Ab 1894 war Reinhardt Ensemblemitglied am Deutschen Theater. Knapp zehn Jahre später begann er, Stücke zu inszenieren und etablierte sich im Zentrum des Kaiserreichs als Theaterleiter. Schon bald war er Herrscher über ein Theater-Imperium, dem in Berlin zeitweise elf Bühnen angehörten. Auf Tourneen durch Europa und die Vereinigen Staaten feierte ihn das Publikum als „Theater-Magier“.

Ulrich Khuon, bis diesen Sommer Intendant des Deutschen Theaters Berlin, beurteilt Reinhardt als den Erfinder des Regietheaters. Bei dem ist die wirkmächtige Inszenierung wichtiger als die dem Autor des Stückes verpflichtete Werktreue. Khuon äußert: „Reinhardt war ein Technikfreak. Er wollte einen emotionalen Sog. Die Zuschauer sollten so ergriffen werden, dass sie dem nicht entkommen.“

Dem diente auch der Einsatz der damals neuartigen Drehbühne, die den geschwinden Szenenwechsel erlaubt. Ihr verdankte Reinhard 1905 im Neuen Theater am Schiffbauerdamm den sensationellen Publikumserfolg von Shakespeares Komödie „Ein Sommernachtstraum“. Das Modell der Drehbühne sowie weitere auf Reinhardt bezogene Exponate sind aktuell in der Ausstellung „Berlin Global“ im Humboldt-Forum zu sehen.

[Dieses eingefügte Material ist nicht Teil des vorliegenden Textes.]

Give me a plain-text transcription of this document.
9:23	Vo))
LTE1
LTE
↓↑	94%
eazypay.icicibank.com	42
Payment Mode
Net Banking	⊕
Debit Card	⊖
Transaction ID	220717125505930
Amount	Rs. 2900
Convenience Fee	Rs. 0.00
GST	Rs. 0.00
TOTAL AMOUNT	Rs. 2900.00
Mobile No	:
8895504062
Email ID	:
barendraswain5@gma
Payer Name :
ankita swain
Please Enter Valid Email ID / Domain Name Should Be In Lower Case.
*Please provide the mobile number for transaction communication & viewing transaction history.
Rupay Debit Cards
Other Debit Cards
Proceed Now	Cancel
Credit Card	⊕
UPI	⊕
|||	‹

Zwar pflegte Reinhardt auch das zurückhaltend inszenierte Kammerspiel, doch mehr noch war er dem bombastischen „Überwältigungstheater“ zugetan. Ein besonders spektakuläres Erfolgsjahr war für ihn 1911. An der Dresdener Semperoper inszenierte er die Uraufführung des „Rosenkavaliers“ von Richard Strauss, die auf dem Gebiet des Musiktheaters neue Maßstäbe setzte. Die Uraufführung des von Hugo von Hofmannsthal verfassten „Jedermann“ war im Berliner Zirkus Schumann ein Großraumereignis vor mehr als 3000 Zuschauern. In der fast 5000 Plätze fassenden Londoner Olympia Hall fand unter Leitung Reinhardts die Uraufführung von Karl Gustav Vollmoellers Pantomime „Das Mirakel“ mit einem Massenaufgebot von Schauspielern, Sängern, Tänzern, Statisten sowie einem an die 200 Musiker umfassenden Orchester statt. Diese Inszenierung begründete seinen internationalen Ruhm.

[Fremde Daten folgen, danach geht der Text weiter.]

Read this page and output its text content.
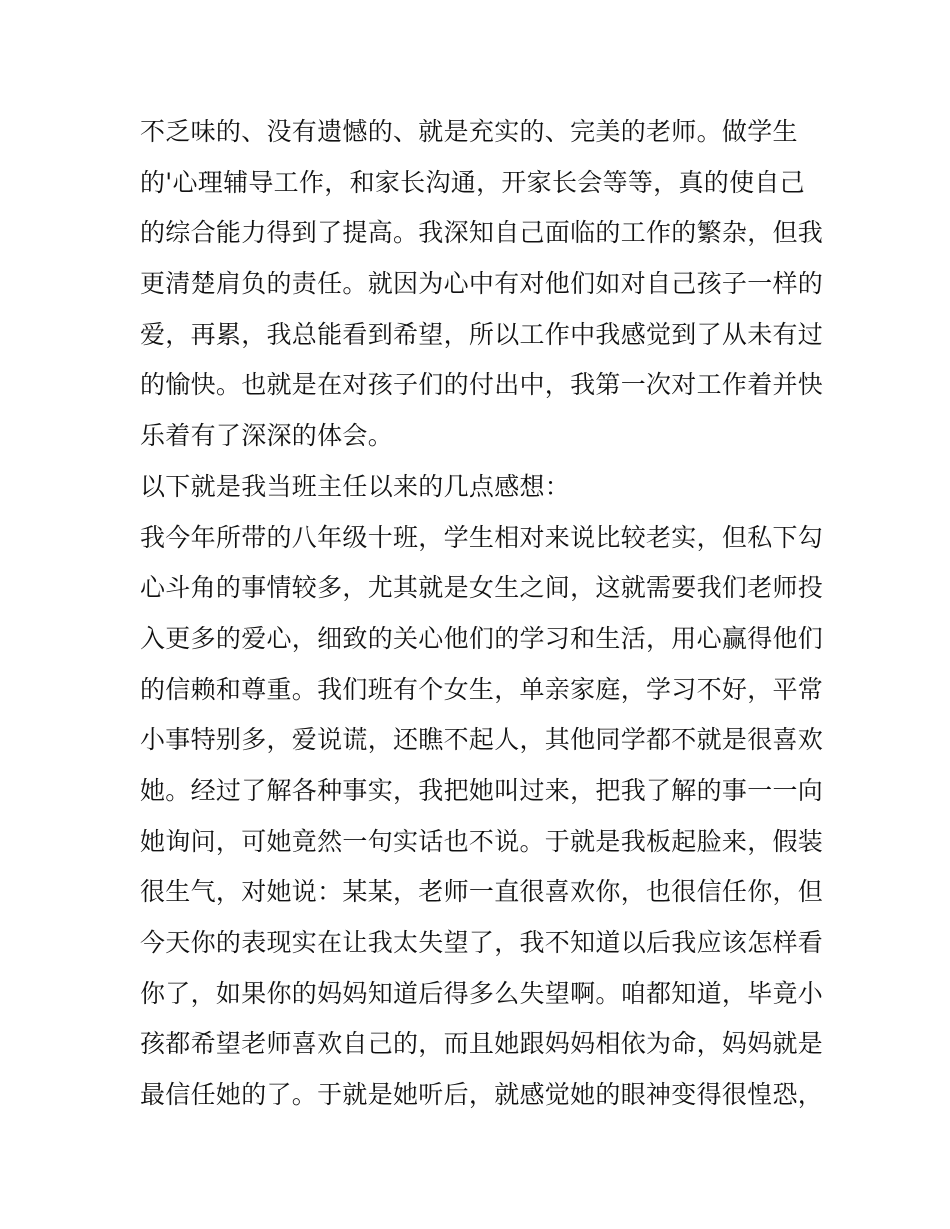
不乏味的、没有遗憾的、就是充实的、完美的老师。做学生
的'心理辅导工作，和家长沟通，开家长会等等，真的使自己
的综合能力得到了提高。我深知自己面临的工作的繁杂，但我
更清楚肩负的责任。就因为心中有对他们如对自己孩子一样的
爱，再累，我总能看到希望，所以工作中我感觉到了从未有过
的愉快。也就是在对孩子们的付出中，我第一次对工作着并快
乐着有了深深的体会。
以下就是我当班主任以来的几点感想：
我今年所带的八年级十班，学生相对来说比较老实，但私下勾
心斗角的事情较多，尤其就是女生之间，这就需要我们老师投
入更多的爱心，细致的关心他们的学习和生活，用心赢得他们
的信赖和尊重。我们班有个女生，单亲家庭，学习不好，平常
小事特别多，爱说谎，还瞧不起人，其他同学都不就是很喜欢
她。经过了解各种事实，我把她叫过来，把我了解的事一一向
她询问，可她竟然一句实话也不说。于就是我板起脸来，假装
很生气，对她说：某某，老师一直很喜欢你，也很信任你，但
今天你的表现实在让我太失望了，我不知道以后我应该怎样看
你了，如果你的妈妈知道后得多么失望啊。咱都知道，毕竟小
孩都希望老师喜欢自己的，而且她跟妈妈相依为命，妈妈就是
最信任她的了。于就是她听后，就感觉她的眼神变得很惶恐，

Mit Strauss und Hofmannsthal entwickelte Reinhardt die Idee zu den Salzburger Festspielen. Die erste Aufführung fand im August 1920 statt. Auf dem Domplatz inszenierte Reinhardt den „Jedermann“. Machte er für den die Stadt zur Bühne, erhob er 1933 für Goethes „Faust“ die Bühne zur Stadt. Die in der Felsenreitschule von Reinhardt konzipierte und vom Architekten Clemens Holzmeister errichtete „Faust-Stadt“ schrieb Theatergeschichte. Sämtliche Szenenbilder waren neben- und übereinander aufgebaut. Beleuchtet war immer nur der aktuelle Schauplatz des Geschehens.

Zu Ehren Reinhardts präsentieren die Salzburger Festspiele in der Felsenreitschule nun „Faust 2023 – Eine performative Führung“. Ein Schauspielstudent der Universität Mozarteum erzählt von Reinhardts Faust-Inszenierungen der Jahre 1933 bis 1937, führt im Karl-Böhm-Saal zum originalen Modell der Faust-Stadt und zu Erinnerungsstücken der Aufführungen. So vorbereitet, betreten die Besucher die Bühne. Auf der ist nach dem Vorbild der alten Szenerie zum Beispiel Fausts Studierstube aufgebaut. Historische Filmaufnahmen und Tondokumente versetzen uns in Reinhardts Aufführungen. Mit einer 3D-Brille ausgestattet kann man sodann einen virtuellen Rundgang durch die digital rekonstruierte Faust-Stadt unternehmen.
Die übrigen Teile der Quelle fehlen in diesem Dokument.